= Strengthening the reporting of observational studies in epidemiology =

The STROBE (STrengthening the Reporting of OBservational studies in Epidemiology) Statement is a reporting guideline including a checklist of 22 items that are considered essential for good reporting of observational studies. It was published simultaneously in several leading biomedical journals in October and November 2007 and comprises both the checklist and an explanation and elaboration article which gives examples of good reporting and provides authors with more guidance on good reporting. It is also referred to in the Uniform Requirements for Manuscripts Submitted to Biomedical Journals established by the International Committee of Medical Journal Editors and is endorsed by hundreds of biomedical journals.

== Purpose ==

The STROBE Statement was developed by the STROBE Initiative, an international collaboration of epidemiologists, methodologists, statisticians, researchers and journal editors with the aim to assist authors when writing up analytical observational studies, to support editors and reviewers when considering such articles for publication, and to help readers when critically appraising published articles.

== Extensions ==
There are many extensions to the STROBE Statement which cover a variety of different topic domains such as nutritional epidemiology, genetic association studies, rheumatology, molecular epidemiology, infectious disease molecular epidemiology, respondent-driven sampling, routinely collected health data (e.g., health administrative data, electronic health records, and registry data), antimicrobial stewardship programs, seroepidemiologic studies for influenza, medical abortion, simulation-based research, newborn infection, veterinary, and sports injury and illness.

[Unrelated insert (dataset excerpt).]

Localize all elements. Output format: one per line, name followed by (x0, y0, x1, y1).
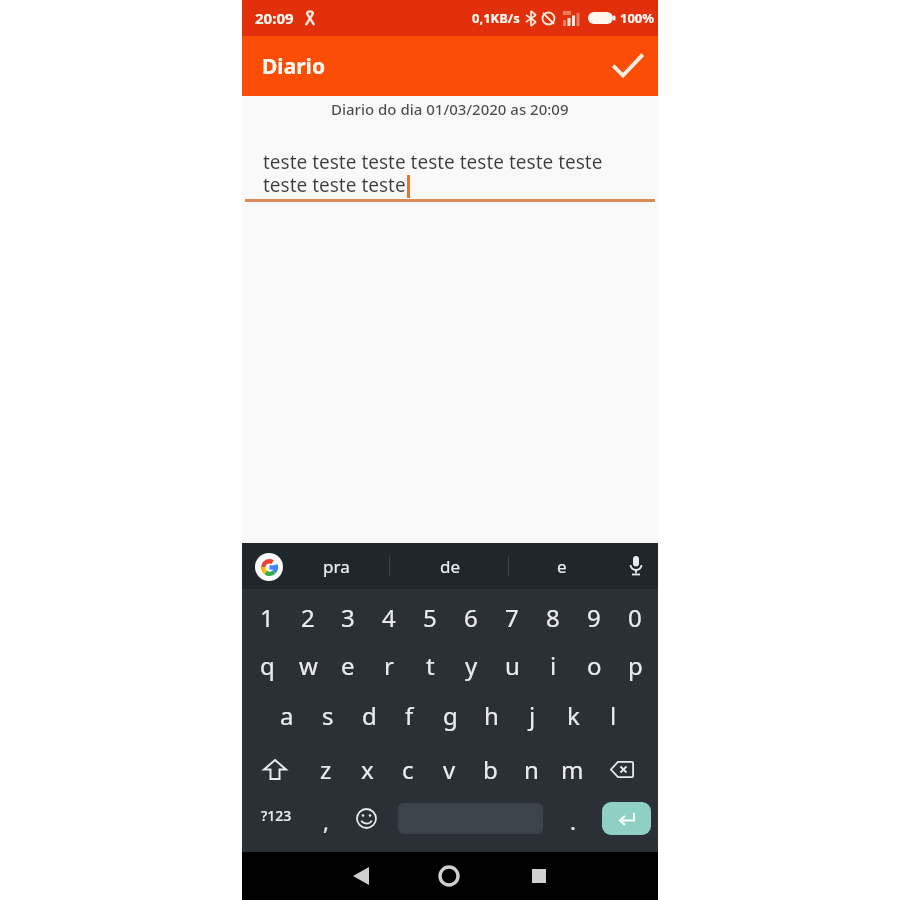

A draft checklist for reporting observational studies in conference abstracts is also available.

== Adaptations and future ==
In 2010, three years after STROBE's publication, the original creators reconvened and deemed an update unnecessary at the time. However, since, calls have supported for the reporting guideline to be updated, similarly to other reporting guidelines (like CONSORT and PRISMA) which have been updated as needed. An assessment of extension content as well as a survey of authors of observational studies provided several areas to improve upon.

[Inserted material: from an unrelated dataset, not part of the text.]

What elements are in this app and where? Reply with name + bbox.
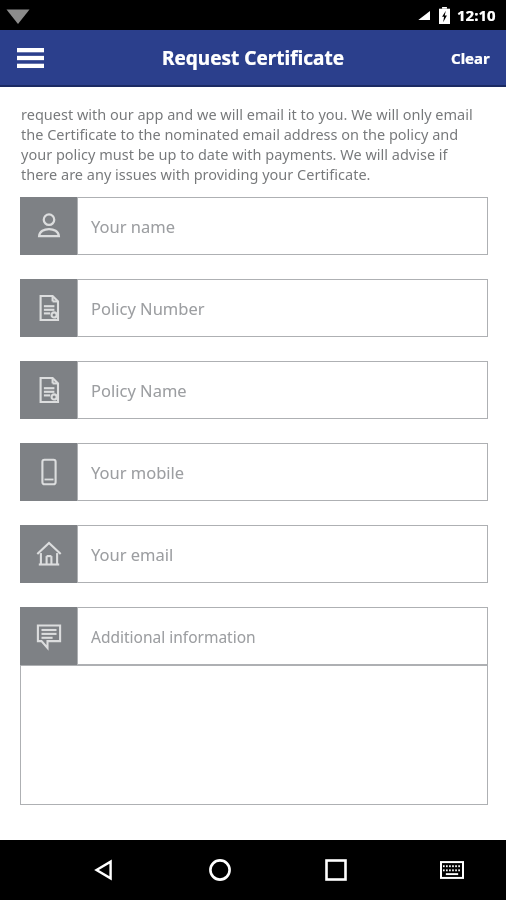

The STROBE Statement checklist is also available to use within a Writing Aid Tool add-in for Microsoft Word that includes the STROBE checklist within the software.

The STROBE Statement has also been adapted as a public, open-source repository for epidemiological research methods and reporting skills for observational studies. Epidemiologists, statisticians, and public health researchers are able to comment and edit the tool to inform future updates of the reporting guideline.